Esta é a posição do Jeca Tatu de Lobato. Posição assumida por muitos artistas,
inclusive figurões que conseguiram uma situação financeira estável e paravam no
tempo. Vocês precisam é de uma ação positiva que lhes permitia levar avante o
seu trabalho, melhorando a qualidade para poder discutir, mostrar e exigir.

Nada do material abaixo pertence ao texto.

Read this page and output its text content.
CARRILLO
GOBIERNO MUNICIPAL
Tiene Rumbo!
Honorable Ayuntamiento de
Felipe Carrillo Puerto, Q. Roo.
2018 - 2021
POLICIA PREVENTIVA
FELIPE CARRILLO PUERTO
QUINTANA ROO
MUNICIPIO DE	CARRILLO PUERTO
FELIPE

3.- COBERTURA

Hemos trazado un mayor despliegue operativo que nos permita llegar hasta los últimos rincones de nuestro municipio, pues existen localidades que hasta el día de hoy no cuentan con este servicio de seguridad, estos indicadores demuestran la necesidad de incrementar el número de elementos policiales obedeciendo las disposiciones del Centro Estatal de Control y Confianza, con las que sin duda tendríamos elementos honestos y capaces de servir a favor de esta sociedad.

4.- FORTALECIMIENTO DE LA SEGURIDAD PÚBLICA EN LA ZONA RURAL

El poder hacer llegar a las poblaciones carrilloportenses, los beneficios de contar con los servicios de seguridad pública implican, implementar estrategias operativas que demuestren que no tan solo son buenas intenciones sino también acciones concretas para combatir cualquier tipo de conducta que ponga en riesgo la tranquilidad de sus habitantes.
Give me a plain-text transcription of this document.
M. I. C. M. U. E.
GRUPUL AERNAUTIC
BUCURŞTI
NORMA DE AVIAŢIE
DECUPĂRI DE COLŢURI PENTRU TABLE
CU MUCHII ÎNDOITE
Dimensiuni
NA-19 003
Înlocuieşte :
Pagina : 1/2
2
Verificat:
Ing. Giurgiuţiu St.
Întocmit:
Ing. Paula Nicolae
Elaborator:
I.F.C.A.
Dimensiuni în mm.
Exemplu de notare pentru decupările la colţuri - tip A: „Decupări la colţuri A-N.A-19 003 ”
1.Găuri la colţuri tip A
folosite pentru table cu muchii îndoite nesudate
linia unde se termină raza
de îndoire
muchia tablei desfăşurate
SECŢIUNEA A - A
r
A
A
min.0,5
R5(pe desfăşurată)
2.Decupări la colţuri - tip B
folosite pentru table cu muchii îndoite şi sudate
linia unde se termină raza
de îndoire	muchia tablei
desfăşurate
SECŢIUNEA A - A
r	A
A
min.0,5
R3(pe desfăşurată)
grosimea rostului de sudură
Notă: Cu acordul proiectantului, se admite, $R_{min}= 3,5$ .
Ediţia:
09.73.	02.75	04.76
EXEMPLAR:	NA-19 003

Caso o trabalho seja bem feito, tenha qualidade, será forçosamente aceito no
mercado. Evidente que concordo que muita gente consegue posição de destaque e
vende trabalhos de má qualidade. É a
posição social, é a amizade que levam a isto.
É
evidente que o espaço reclamado foi aberto com o I Salão de Verão. Abrir um
espaço para a arte não é como a Fundação Cultural propôs, com o Salão de Verão,
mas sim abrir um espaço para discussão aberta que venha criar novos hábitos de
produção e leitura. Os manifestantes esqueceram que estão discutindo e
contestando. Que a recua proporcionou a criação do Salão dos Recusados. Concluo
falando acerca do manifesto que carece de u aprofundamento maior e maturidade
daqueles que o subscreveram.
Considerando
que os autores do manifesto dispõem de poucas possibilidade de divulgá-lo
público por uma questão de consciência o documento na íntegra: Manifesto
Arte-Bahia- Estagnação.
Para
haver uma arte de vanguarda (crítica) é preciso haver instituições crítica
artística, salões, escola de artes aparelhadas, mercado mínimo de
operacionalidade abertas que permitam em seu interior a produção, circulação e
consumo de novas informações que ampliem o repertório de signos artísticos. Na
Bahia podemos constatar a ausência desses fatores, e também, como fator
negativo ao desenvolvimento de novos repertórios, podemos citar a preservação
de um falso patrimônio que a elite econômica se utiliza para demonstrar status
e ao mesmo tempo deter a cultura, controlando a produção ideológica.
A
divulgação da arte na Bahia só é possível quando os artistas aceitam as regras
do mercado e dos grupos que controlam as instituições.Um
fato que vem comprovar esta situação é o Salão de Verão que inicialmente tinha
como estratégia uma exposição aberta a todo e qualquer trabalho, mas de última
hora os organizadores mudaram de estratégia impondo uma seleção. Somos contra,
não ao fato de haver seleção, pois o situar-se só é possível quando se toma
partido, o que somos contra é o tipo de seleção, não objetiva, determinada por
critérios de política pessoal, burocrática, etc.
Mesmo
o salão alternativo que surgiu em decorrência desses fatos reproduz os mesmos
defeitos do salão oficial em relação à produção artística.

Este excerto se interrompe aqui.